Geometric algebra provides exactly these pieces of information: 1. and 2. are trivial, 3. can related to the measurements  by, for example $a \cdot b =  |a||b|\cos(\theta_{ab})$, and 4. is represented by $\frac{a\wedge b}{|a \wedge b|}$. Again, you might argue that you, as a matter of fact, have $2d$ pieces of information in the components $a_i$ and $b_i$. However, that is not true, as any two lists of numbers $a_i, b_i$ obeying the conditions
$$
\sum_i a_i^2 = a^2\\
\sum_i b_i^2 = b^2\\
\sum_i a_i b_i = |a||b| \cos(\theta_{ab})
$$
are components of $a$ and $b$ in some coordinate system. So there is no more information there.
Note that you cannot, for example, say anything more about the plane than that it exists, and that $a$ and $b$ are contained in the plane, since there is nothing else to compare it to. So this is indeed all the information available to you, unless more geometric objects (vectors, bivectors, $k$-blades etc) are given for reference.
So to you specific problem: you have two vectors $a$ and $b$, and a third one is known to be related to them by $c = a + b$. So here you have the same pieces of information that can be extracted from $a$ and $b$ as in the previous example, and in addition the relation that fixes $c$ in terms of $a$ and $b$. So you have to measure/assume known/somehow gain access to three independent pieces of information, for example $|a|, |b|$ and $\theta_{ab}$ (or just as well $a \cdot b$ directly) in order to define your system. Once that is done, you can indeed relate the number $c^2 = a^2 + b^2 + 2 a\cdot b$ to the information you have.
Notice that the result you get in components, $a\cdot b = \alpha \gamma + \beta \delta$ does not provide you any more information, as the components $\alpha, \gamma, \beta, \delta$ are completely arbitrary up to the constraints described above. Simply ask yourself this: if you are again that formless blob with a ruler, how do you use that result of yours to arrive at the value of $a\cdot b$? Will you end up essentially measuring $a\cdot b$ anyway while doing that?
There are two points to take out of this:


*

*using geometric algebra, you can relate any quantity (quantity not being limited to scalars here) that is defined independently of coordinates to any other quantity that is defined independently of coordinates, if you have enough relations to fix them.

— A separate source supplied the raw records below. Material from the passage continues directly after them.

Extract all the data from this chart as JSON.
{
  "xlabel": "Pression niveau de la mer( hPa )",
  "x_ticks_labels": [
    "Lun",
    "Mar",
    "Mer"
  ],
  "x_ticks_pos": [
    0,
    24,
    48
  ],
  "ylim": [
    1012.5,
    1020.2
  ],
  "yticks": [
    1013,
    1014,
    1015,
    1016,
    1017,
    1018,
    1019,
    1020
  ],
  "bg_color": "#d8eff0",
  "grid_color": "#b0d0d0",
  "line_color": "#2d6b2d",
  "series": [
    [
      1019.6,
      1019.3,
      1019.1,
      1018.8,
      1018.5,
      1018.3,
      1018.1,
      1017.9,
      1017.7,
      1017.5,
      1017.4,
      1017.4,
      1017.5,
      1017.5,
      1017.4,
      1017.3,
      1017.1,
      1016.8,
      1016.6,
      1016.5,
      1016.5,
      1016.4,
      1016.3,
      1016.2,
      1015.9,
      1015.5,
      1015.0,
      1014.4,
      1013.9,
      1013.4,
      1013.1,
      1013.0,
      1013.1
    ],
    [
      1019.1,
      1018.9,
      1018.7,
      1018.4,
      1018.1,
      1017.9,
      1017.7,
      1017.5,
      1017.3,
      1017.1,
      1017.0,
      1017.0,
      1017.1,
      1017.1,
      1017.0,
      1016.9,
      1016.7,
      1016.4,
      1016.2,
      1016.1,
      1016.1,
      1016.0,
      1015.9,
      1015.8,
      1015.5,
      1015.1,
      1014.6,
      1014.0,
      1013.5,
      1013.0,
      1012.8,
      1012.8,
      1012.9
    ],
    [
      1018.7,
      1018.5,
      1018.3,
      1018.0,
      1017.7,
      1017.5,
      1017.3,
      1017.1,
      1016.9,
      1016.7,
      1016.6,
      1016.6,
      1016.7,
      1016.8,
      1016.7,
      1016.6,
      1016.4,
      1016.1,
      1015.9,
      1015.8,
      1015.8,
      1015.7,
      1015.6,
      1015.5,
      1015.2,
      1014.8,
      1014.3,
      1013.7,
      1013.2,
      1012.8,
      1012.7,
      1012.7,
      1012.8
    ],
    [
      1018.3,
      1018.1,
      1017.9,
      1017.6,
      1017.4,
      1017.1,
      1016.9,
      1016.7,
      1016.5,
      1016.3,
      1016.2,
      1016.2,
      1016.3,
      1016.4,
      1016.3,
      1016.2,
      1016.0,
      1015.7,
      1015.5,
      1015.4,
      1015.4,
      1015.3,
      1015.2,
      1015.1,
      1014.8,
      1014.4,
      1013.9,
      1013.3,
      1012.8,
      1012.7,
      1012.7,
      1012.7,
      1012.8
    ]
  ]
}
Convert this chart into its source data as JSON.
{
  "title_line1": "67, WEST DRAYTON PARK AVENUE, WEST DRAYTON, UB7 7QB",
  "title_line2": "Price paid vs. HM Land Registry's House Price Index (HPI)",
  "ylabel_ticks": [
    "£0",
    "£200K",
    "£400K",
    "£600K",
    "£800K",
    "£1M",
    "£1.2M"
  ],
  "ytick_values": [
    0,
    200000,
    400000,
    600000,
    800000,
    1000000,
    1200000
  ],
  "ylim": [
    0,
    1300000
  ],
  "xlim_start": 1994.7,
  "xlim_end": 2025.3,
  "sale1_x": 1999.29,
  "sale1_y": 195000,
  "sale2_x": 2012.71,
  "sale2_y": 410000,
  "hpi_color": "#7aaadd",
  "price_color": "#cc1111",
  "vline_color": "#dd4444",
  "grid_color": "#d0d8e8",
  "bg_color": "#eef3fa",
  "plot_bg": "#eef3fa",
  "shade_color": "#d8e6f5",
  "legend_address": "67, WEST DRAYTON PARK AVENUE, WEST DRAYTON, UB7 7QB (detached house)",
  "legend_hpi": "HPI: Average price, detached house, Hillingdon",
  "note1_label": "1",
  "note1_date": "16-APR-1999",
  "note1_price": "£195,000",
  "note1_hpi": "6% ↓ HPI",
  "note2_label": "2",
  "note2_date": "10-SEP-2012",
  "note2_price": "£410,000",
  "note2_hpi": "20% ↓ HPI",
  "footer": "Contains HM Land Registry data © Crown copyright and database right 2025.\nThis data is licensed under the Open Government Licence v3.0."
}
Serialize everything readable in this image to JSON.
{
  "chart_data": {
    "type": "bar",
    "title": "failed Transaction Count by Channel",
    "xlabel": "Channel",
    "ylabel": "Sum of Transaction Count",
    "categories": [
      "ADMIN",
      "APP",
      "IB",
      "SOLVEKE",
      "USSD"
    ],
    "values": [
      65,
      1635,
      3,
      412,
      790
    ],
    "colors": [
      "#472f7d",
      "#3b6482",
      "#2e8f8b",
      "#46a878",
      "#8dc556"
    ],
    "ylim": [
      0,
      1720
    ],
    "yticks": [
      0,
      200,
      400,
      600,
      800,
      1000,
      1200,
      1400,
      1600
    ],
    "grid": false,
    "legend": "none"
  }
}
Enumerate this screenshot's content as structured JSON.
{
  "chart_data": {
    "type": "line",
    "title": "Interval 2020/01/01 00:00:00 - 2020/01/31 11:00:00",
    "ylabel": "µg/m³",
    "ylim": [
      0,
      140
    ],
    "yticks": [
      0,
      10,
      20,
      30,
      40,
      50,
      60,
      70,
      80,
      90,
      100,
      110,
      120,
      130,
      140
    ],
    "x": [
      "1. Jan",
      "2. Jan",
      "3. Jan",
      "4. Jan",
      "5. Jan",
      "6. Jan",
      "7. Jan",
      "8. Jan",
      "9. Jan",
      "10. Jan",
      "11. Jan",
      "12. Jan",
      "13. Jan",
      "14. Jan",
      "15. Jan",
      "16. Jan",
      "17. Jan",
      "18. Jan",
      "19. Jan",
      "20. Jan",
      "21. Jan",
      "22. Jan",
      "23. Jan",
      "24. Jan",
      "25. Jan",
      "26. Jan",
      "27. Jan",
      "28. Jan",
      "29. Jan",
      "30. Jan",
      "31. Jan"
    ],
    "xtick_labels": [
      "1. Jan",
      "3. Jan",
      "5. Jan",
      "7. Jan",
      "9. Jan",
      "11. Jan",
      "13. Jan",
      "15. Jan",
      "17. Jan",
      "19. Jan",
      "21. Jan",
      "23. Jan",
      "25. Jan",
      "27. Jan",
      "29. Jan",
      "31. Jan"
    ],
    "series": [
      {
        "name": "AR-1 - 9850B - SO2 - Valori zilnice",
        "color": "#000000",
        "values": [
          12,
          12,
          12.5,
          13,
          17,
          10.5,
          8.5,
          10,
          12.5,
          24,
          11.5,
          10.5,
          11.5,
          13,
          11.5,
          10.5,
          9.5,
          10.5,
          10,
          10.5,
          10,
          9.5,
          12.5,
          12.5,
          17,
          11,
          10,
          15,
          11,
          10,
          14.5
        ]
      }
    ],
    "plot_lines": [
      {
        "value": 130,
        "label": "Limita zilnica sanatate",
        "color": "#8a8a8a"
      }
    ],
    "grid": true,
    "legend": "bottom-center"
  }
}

*There is a common illusion that when you write something down in general coordinates, you have in some sense solved the problem more thoroughly than when you simply state the maximal number of invariant relations between the given quantities and the result. This is however just an illusion.

A: You have vector $a, b, c$, and the squared length $a^2, b^2, c^2$. Now if we add the relationship $$ c = a  + b$$, we can define $$ 2a\cdot b = c^2 - a^2 - b^2$$.
Note the logic flow is from $c^2$ to $a \cdot b$, not from $a\cdot b$ to $c^2$. In this sense, the inner product is index free.